RIASSUNTO
Abstract
Due to reduced availability of high quality reservoirs, more wells require stimulation. The current default method for stimulation is hydraulic fracturing, using either proppant or acid to keep the fracture open. In many environments, Proppant or Acid Fracturing is a good solution to increase productivity. Some of the unresolved challenges with fracture stimulation are reservoir related such as the uncertainty about whether the fracture will grow through different reservoir layers, potentially contacting unwanted water. Operational challenges are environmental, cost, operational complexity and availability of equipment and competent personnel. Onshore fracturing experience can build on the learning of hundreds of wells to optimize the fracture stimulation process, but this is not possible in an offshore environment.

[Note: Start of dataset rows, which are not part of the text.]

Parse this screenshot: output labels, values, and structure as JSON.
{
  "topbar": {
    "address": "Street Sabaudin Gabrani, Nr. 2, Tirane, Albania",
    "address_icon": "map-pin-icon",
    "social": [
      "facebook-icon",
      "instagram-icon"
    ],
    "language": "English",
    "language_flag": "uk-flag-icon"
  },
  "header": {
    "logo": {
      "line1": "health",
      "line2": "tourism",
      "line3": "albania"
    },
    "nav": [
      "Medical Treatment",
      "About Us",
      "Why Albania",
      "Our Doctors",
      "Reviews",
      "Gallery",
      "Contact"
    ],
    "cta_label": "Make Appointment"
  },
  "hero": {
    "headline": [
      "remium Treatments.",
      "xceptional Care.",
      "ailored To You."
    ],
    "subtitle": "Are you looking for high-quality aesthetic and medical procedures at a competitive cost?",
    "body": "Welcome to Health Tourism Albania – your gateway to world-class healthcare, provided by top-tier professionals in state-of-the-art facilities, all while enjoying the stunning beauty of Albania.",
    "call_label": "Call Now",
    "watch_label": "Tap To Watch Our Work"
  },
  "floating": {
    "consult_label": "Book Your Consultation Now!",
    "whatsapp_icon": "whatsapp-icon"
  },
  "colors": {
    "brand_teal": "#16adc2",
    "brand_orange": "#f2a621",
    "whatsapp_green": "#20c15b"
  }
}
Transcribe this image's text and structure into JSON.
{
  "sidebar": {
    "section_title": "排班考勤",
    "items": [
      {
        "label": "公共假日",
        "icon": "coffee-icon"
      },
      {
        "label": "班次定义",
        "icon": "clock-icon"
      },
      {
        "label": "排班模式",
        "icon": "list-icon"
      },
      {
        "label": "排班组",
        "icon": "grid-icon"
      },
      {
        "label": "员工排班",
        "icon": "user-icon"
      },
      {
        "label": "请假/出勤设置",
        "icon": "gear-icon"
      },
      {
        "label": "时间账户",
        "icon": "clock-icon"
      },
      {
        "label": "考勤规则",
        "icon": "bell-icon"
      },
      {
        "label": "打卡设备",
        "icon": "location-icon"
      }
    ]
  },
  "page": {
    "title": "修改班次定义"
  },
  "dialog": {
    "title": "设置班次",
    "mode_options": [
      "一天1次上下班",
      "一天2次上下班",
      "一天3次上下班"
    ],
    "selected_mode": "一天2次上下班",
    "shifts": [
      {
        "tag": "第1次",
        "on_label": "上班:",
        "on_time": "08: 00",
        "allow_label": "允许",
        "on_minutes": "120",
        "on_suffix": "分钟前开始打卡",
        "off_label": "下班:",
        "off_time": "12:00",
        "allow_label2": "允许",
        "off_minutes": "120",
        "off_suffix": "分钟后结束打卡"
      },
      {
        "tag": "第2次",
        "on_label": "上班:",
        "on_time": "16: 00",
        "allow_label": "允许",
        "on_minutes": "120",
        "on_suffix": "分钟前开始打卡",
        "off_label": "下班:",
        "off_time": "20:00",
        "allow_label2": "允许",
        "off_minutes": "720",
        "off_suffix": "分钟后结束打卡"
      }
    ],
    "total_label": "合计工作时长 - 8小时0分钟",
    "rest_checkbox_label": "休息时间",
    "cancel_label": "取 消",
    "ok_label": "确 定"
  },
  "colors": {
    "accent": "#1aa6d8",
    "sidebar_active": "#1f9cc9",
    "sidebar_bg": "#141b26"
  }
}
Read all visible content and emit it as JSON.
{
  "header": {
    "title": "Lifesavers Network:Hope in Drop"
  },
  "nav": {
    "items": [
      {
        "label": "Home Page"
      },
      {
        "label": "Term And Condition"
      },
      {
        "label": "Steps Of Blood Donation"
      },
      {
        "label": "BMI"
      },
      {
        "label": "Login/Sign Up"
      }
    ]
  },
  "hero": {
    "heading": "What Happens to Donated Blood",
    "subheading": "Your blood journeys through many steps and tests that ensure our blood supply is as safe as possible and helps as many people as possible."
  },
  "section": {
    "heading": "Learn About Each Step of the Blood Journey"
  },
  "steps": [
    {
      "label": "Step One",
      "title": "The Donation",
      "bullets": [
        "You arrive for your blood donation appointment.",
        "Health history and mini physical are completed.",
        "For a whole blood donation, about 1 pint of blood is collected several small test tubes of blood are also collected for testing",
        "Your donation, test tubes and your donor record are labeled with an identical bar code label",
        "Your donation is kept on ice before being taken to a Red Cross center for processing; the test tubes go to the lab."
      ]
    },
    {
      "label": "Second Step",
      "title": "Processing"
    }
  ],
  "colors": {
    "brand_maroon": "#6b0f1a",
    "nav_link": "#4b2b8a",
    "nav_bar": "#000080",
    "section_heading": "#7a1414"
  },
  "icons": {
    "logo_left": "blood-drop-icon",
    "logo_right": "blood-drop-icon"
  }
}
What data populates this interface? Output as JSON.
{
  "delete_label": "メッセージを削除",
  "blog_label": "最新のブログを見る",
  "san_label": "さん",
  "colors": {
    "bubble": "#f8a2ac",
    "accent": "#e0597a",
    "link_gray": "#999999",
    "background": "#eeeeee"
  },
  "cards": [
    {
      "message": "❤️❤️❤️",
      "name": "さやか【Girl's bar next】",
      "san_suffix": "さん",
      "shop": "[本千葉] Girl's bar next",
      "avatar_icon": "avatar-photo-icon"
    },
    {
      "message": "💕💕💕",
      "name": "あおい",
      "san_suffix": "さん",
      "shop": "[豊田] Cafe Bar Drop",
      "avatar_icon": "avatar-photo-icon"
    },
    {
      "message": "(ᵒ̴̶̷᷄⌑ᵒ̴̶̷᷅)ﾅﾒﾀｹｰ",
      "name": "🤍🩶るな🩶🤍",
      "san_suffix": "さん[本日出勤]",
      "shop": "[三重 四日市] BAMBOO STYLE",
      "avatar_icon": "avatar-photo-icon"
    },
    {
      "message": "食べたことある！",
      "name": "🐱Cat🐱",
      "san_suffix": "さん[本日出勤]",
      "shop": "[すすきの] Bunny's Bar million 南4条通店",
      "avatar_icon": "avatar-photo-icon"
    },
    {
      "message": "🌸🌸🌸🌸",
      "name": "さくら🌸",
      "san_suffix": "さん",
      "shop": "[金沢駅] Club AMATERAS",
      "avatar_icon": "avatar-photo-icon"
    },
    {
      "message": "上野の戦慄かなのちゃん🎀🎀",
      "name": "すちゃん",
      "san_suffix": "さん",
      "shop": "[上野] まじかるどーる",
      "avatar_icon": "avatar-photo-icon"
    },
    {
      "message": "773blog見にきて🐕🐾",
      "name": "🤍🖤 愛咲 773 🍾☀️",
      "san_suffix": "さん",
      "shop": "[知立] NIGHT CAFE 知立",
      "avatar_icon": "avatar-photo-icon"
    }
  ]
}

A new completion based stimulation solution is developed to be simple and efficient without environmental impact and with significantly lower cost than current solutions. Several reservoirs have been simulated to investigate the long term production and recovery using the method. The relatively new well geometries require further understanding to apply the technology. A study on offshore well cost has been made.
Introduction
An attempt for a definition of fishbone wells is given in Schlumbergers Oilfield Glossary; ""A series of multilateral well segments that trunk off a main horizontal well. The appearance closely resembles the ribs of a fish skeleton trunking off the main backbone.?? Other definitions include that the fishbone laterals penetrate the same reservoir as the motherbore.
Current multilateral systems allow drilling laterals in sequence. The laterals are most frequently completed as branches near to horizontal due to drilling technology limitations. Reservoir engineers often prefer to penetrate vertically to connect intervals (Jia 2004) due to low vertical permeability. The productivity effects of short vertical branches will provide a similar vertical flow path as hydraulic fracturing, if an appropriate density of the laterals can be achieved. The appropriate density (spacing of the vertical laterals) is a function of the reservoir permeability.
The system is under development and is awaiting a field trail.
Description of the system
A reservoir liner is equipped with short subs connected to full length 12 meter (40ft) liner joints. The subs are positioned at well depths where stimulation is desirable. Each sub contains 4 small diameter tubes (needles) with length up to 12 meter. The total number of needles is variable, but typically 100-200 needles can be accommodated within an offshore environment. One end of the tube is axially displaceable in a seal penetrating the liner sub at a deflection relative to the mother bore. This end of the needle has a nozzle pointing against the wellbore. The reservoir liner hanger slips are set and pumping through the liner hanger is started, in a similar way as a liner cement job. The pumped fluid jets out of the nozzles at the end of the needles and the formation ahead of the needle is jetted (abraded) away. Positive pressure inside the liner applies on the cross section of the needle which acts like a hydraulic piston. The needle continues to penetrate the rock until the needle extends fully. After pumping, the liner hanger is set and upper completion is installed and finalized.
The needle with the nozzle is left in the newly jetted lateral. The needle may be chemically removed after the operation. The well can be flowed back and produced like any uncemented liner. In a mechanically stable formation, the lateral can produce through the annulus of the needles and into the main wellbore. The main wellbore is completed open hole, and will produce reservoir fluids in addition to the laterals.